AUDIO: NDR Buch des Monats: Jasmin Schreiber – „Da, wo ich dich sehen kann“ (4 Min)
Stand: 01.12.2025 06:00 Uhr
Jasmin Schreibers Bücher kreisen oft um Verlust und Trauer. In ihrem neuen Roman erzählt sie von einem Femizid und bezieht sich dabei auf einen realen Fall, der in ihrer Hamburger Nachbarschaft geschehen ist.

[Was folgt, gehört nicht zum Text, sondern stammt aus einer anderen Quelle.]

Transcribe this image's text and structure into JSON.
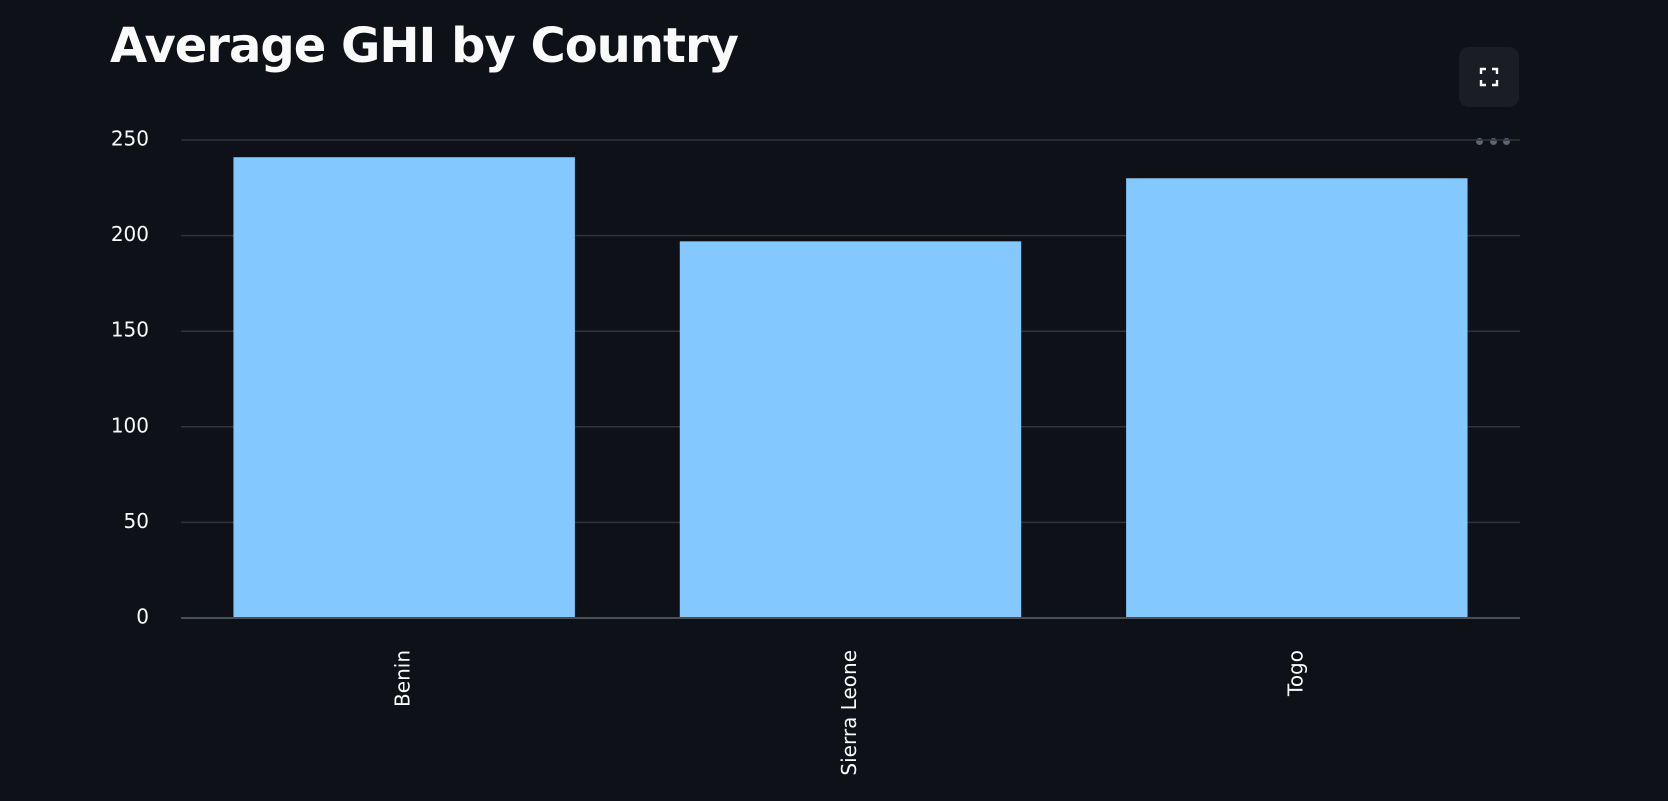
{
  "page": {
    "title": "Average GHI by Country"
  },
  "toolbar": {
    "fullscreen_icon": "expand-icon",
    "menu_icon": "more-horizontal-icon"
  },
  "colors": {
    "background": "#0e1117",
    "bar": "#83c9ff",
    "grid": "#31343c",
    "axis": "#4a4e57",
    "text": "#fafafa"
  },
  "chart_data": {
    "type": "bar",
    "title": "Average GHI by Country",
    "xlabel": "",
    "ylabel": "",
    "categories": [
      "Benin",
      "Sierra Leone",
      "Togo"
    ],
    "values": [
      241,
      197,
      230
    ],
    "ylim": [
      0,
      250
    ],
    "yticks": [
      0,
      50,
      100,
      150,
      200,
      250
    ],
    "grid": true,
    "x_label_rotation": "vertical"
  }
}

„Maya lebt mit ihren Eltern eigentlich ein ganz normales Leben“, erzählt Jasmin Schreiber. „Sie ist neun Jahre alt, und und kriegt mit, dass in der Familie so ein bisschen Spannung herrscht. Das entlädt sich dann in dem Moment, als der Vater die Mutter ermordet und Maya ihre Mutter findet. Ab dem Punkt ist alles anders, ihr ganzes Leben steht auf dem Kopf.“
Ein Mord zerreißt eine Kindheit
Schreiber setzt genau dort an: Maja schweigt, sie funktioniert, sie friert innerlich ein.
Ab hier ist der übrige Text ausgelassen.